– Тут двое выступали, – продолжал Медведев, – что у нас всё очень строго. Ну как строго? При переходе было сказано приходить в девять и без разрешения никуда не уходить. Я так понял и действую. Бузулуку надо быть прямым. Он уже два года собирается в Электросталь и никак не съездит. О Петрухине. Я должен дать характеристику. Он не знает дела. Он сообщил, что цветное министерство выполнило пятилетку…
– По сумме годовых планов! – уточнил Бузулук.
– Не подсказывай! – зыкнул Медведев. – Петрухин дал ошибку. У Петрухина нет элементарной порядочности. На партбюро ему было сказано – лодырь! Лодырь, он и есть лодырь. А качает какую-то свою правду.
Колесов:
– Мне нравится, что в РПЭИ скрипят перья. Реальная отдача. РПЭИ больше всех даёт заметок. Честь ей и хвала!
– Ну да! – возразил Бузулук. – В «Правде» передовую пишут два часа, а Медведеву двух недель не хватает на одну заметку в десять строк!
Собрание зажужжало.
Никто и не принял всерьёз выкрик Олега.
Итак, мочиловка[227 - Мочиловка – драка.] «Саня против Сани» захлебнулась. Чёрные руководящие силы восторжествовали. Добродетели указано на её место.
Резюме.
Хата РПЭИ – Сенатская площадь. Петрухин, Бузулук – декабристы РПЭИ. Что бы о них сказал Ильич? Который самый-самый?
Правда, на собрании присутствовали аж три Ильича: Новиков, Серов, Иткин.

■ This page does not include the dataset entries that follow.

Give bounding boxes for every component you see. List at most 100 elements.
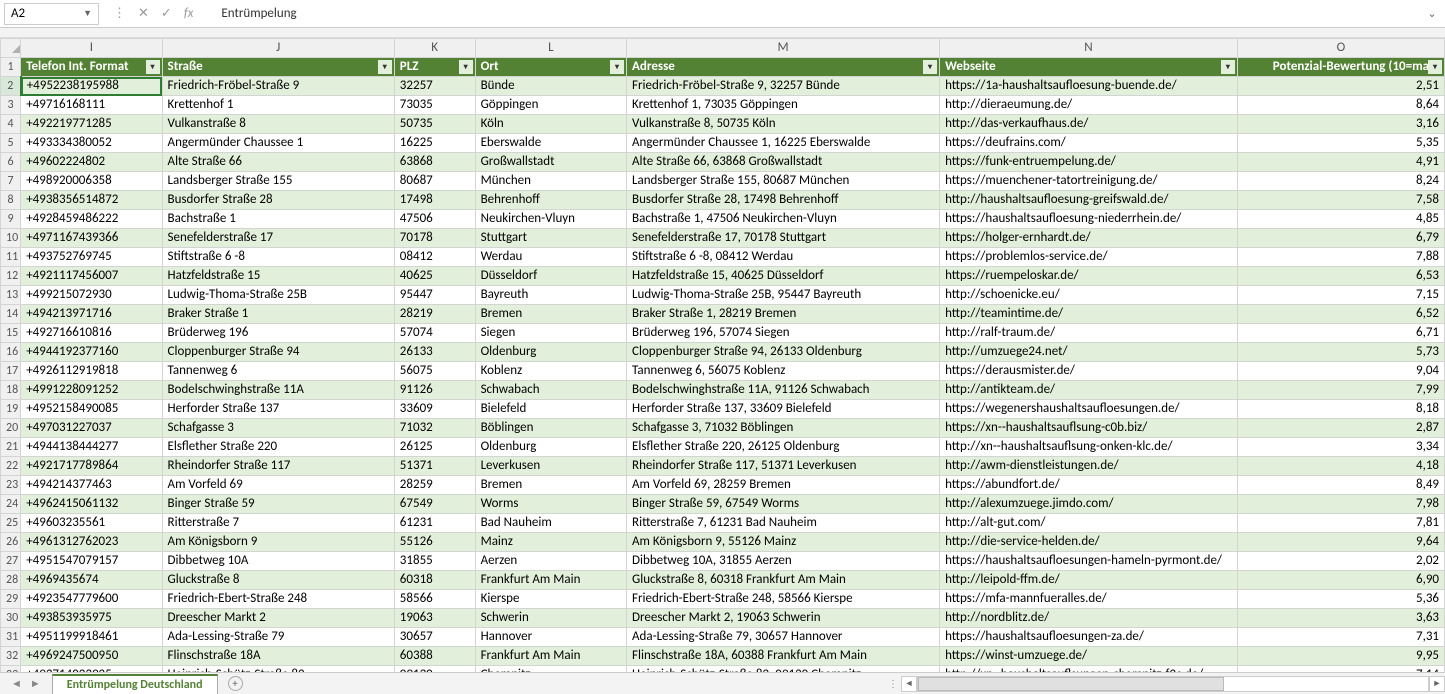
row-head[interactable]: 13 [1,286,21,305]
cell[interactable]: Landsberger Straße 155, 80687 München [627,172,940,191]
cell[interactable]: 17498 [394,191,475,210]
cell[interactable]: Angermünder Chaussee 1 [162,134,394,153]
cell[interactable]: Dibbetweg 10A [162,552,394,571]
cell[interactable]: +4923547779600 [21,590,162,609]
cell[interactable]: 3,16 [1237,115,1444,134]
cell[interactable]: Worms [475,495,626,514]
filter-dropdown-icon[interactable]: ▾ [610,60,624,74]
cell[interactable]: 26125 [394,438,475,457]
expand-formula-bar-icon[interactable]: ⌄ [1423,7,1441,20]
cell[interactable]: https://xn--haushaltsauflsung-c0b.biz/ [940,419,1238,438]
row-head[interactable]: 1 [1,58,21,77]
cell[interactable]: Busdorfer Straße 28 [162,191,394,210]
cell[interactable]: http://das-verkaufhaus.de/ [940,115,1238,134]
header-cell[interactable]: Ort▾ [475,58,626,77]
cell[interactable]: Tannenweg 6 [162,362,394,381]
cell[interactable]: +49603235561 [21,514,162,533]
tab-split-handle-icon[interactable]: ⋮ [885,677,901,690]
cell[interactable]: +4961312762023 [21,533,162,552]
cell[interactable]: Vulkanstraße 8, 50735 Köln [627,115,940,134]
cell[interactable]: https://muenchener-tatortreinigung.de/ [940,172,1238,191]
cell[interactable]: 9,04 [1237,362,1444,381]
cell[interactable]: +4938356514872 [21,191,162,210]
cell[interactable]: Oldenburg [475,343,626,362]
cell[interactable]: http://teamintime.de/ [940,305,1238,324]
cell[interactable]: 8,18 [1237,400,1444,419]
cell[interactable]: +4952158490085 [21,400,162,419]
cell[interactable]: +499215072930 [21,286,162,305]
cell[interactable]: https://haushaltsaufloesungen-hameln-pyr… [940,552,1238,571]
cell[interactable]: 70178 [394,229,475,248]
cell[interactable]: Busdorfer Straße 28, 17498 Behrenhoff [627,191,940,210]
cell[interactable]: +494213971716 [21,305,162,324]
cell[interactable]: 30657 [394,628,475,647]
cell[interactable]: http://xn--haushaltsauflsung-onken-klc.d… [940,438,1238,457]
cell[interactable]: Bünde [475,77,626,96]
cell[interactable]: +4952238195988 [21,77,162,96]
cell[interactable]: Göppingen [475,96,626,115]
cell[interactable]: 60388 [394,647,475,666]
cell[interactable]: Cloppenburger Straße 94 [162,343,394,362]
cell[interactable]: 7,58 [1237,191,1444,210]
header-cell[interactable]: PLZ▾ [394,58,475,77]
cell[interactable]: 50735 [394,115,475,134]
cell[interactable]: Bremen [475,476,626,495]
cell[interactable]: 6,53 [1237,267,1444,286]
row-head[interactable]: 11 [1,248,21,267]
row-head[interactable]: 3 [1,96,21,115]
cell[interactable]: +497031227037 [21,419,162,438]
cell[interactable]: https://holger-ernhardt.de/ [940,229,1238,248]
cell[interactable]: 19063 [394,609,475,628]
cell[interactable]: Krettenhof 1, 73035 Göppingen [627,96,940,115]
col-head-K[interactable]: K [394,39,475,58]
cell[interactable]: 6,90 [1237,571,1444,590]
cell[interactable]: http://haushaltsaufloesung-greifswald.de… [940,191,1238,210]
horizontal-scrollbar[interactable]: ⋮ ◄ ► [885,672,1445,694]
cell[interactable]: Senefelderstraße 17, 70178 Stuttgart [627,229,940,248]
cell[interactable]: 26133 [394,343,475,362]
cell[interactable]: Gluckstraße 8 [162,571,394,590]
cell[interactable]: 91126 [394,381,475,400]
cell[interactable]: 8,49 [1237,476,1444,495]
cell[interactable]: +493853935975 [21,609,162,628]
cell[interactable]: 9,64 [1237,533,1444,552]
cell[interactable]: 6,52 [1237,305,1444,324]
cell[interactable]: +4944138444277 [21,438,162,457]
header-cell[interactable]: Straße▾ [162,58,394,77]
cell[interactable]: Elsflether Straße 220, 26125 Oldenburg [627,438,940,457]
spreadsheet-grid[interactable]: I J K L M N O 1Telefon Int. Format▾Straß… [0,38,1445,672]
row-head[interactable]: 26 [1,533,21,552]
cell[interactable]: 6,79 [1237,229,1444,248]
cell[interactable]: Binger Straße 59 [162,495,394,514]
cell[interactable]: Brüderweg 196 [162,324,394,343]
cell[interactable]: 7,15 [1237,286,1444,305]
add-sheet-button[interactable]: + [228,676,243,691]
name-box[interactable]: A2 ▼ [4,3,99,25]
cell[interactable]: 8,64 [1237,96,1444,115]
cell[interactable]: Hannover [475,628,626,647]
row-head[interactable]: 4 [1,115,21,134]
cell[interactable]: https://funk-entruempelung.de/ [940,153,1238,172]
col-head-J[interactable]: J [162,39,394,58]
cell[interactable]: Ludwig-Thoma-Straße 25B [162,286,394,305]
cell[interactable]: 8,24 [1237,172,1444,191]
cell[interactable]: Siegen [475,324,626,343]
cell[interactable]: Stiftstraße 6 -8, 08412 Werdau [627,248,940,267]
row-head[interactable]: 18 [1,381,21,400]
row-head[interactable]: 8 [1,191,21,210]
cell[interactable]: https://winst-umzuege.de/ [940,647,1238,666]
row-head[interactable]: 5 [1,134,21,153]
sheet-tab-active[interactable]: Entrümpelung Deutschland [52,674,218,694]
cell[interactable]: Frankfurt Am Main [475,647,626,666]
col-head-O[interactable]: O [1237,39,1444,58]
cell[interactable]: Ritterstraße 7, 61231 Bad Nauheim [627,514,940,533]
cell[interactable]: 56075 [394,362,475,381]
cell[interactable]: http://dieraeumung.de/ [940,96,1238,115]
cell[interactable]: https://1a-haushaltsaufloesung-buende.de… [940,77,1238,96]
cell[interactable]: 31855 [394,552,475,571]
cell[interactable]: Am Königsborn 9 [162,533,394,552]
cell[interactable]: Braker Straße 1 [162,305,394,324]
cell[interactable]: 95447 [394,286,475,305]
cell[interactable]: +4969435674 [21,571,162,590]
cell[interactable]: 57074 [394,324,475,343]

Какой плодовитый наш этаж на Ильичей!
Но они дипломатично молчали.
Перефразируя кремлёвского Ильича, можно сказать:
«Страшно далеки вы от начальства. Ваш час ещё не настал!»
19 февраля
Башмаки в сейфе
Утро.
Сбегаются граждане на трудовую вахту.
Влетел Молчанов:
– Здрасте, тов. Калистратов и прочая рать!
Как на финише марафонской дистанции вбежал Медведев со вскинутой рукой и с хрипом сквозь зубы:
– Здравия желаю!
Сунул свои башмаки в сейф, упал на стул и ну читать газеты.
– Александр Иванович, – говорит Молчанов, – я пойду в библиотеку писать о станках.
– Как писать? Надо хорошо писать. Интересно. Не посредственно.
– Вы же ещё не знаете, как я напишу.
– Я знаю. Читать будет сам Ошеверов! Он вернёт! Не знаю, как тебе, а мне от этого удовольствия мало.
– Я ещё не писал. А вы – вернёт!
– Надо писать хорошо. Ты слышал вчера, как говорил Колесов? В свете его слов и надо работать.
Бузулук не успел ещё перенести ногу через порожек, Медведев шумнул:
– Ты где бегаешь? Чтобы плотней был твой день, напиши Алепину, что у него хорошо, что плохо. Словом, напиши, как он работает на нас. Раз ты заявил, что собираешься уходить в другую редакцию, уходи. Если нужно моё содействие… Получишь!
Приоткрылась дверь, заглянула к нам девица, робко пискнула и закрыла дверь.
– Тань, – говорит Бузулук, – что это за девахуля-уля-гав?
– Ты думаешь, я её видела? У меня пока почему-то нет глаз на спине.
Медведев уходит на планёрку.
Все расслабляются.
– Братцы! – потягивается Сьева де Калистрато. – Пока нет женщин, надо затвердить правило:
Оглянись вокруг себя,
Не шмарит ли кто тебя.
Я душевно зевнул и гавкнул.
– Ой, Толя, – восхищается Татьяна, – как ты нежно зевнул. Как кошка.
Хэх, услышала.
Она в голубом платье без рукавов, но с молнией на спине до самого «Господи, прости! Я вот такая!». Сегодня она идёт на 50-летие «Труда». Она оттуда. Там работала после университета.
В коридоре Великанов мне вполушутку выпевает:
– Профорг! Вы видите? Поступивший к вам на учёт член профсоюза Марутов закурил!
В тон я реагирую:
– Гарегин Гарегинович, почему вы курите?
Он улыбается:
– Чтоб рука была занята. А то бездельничает.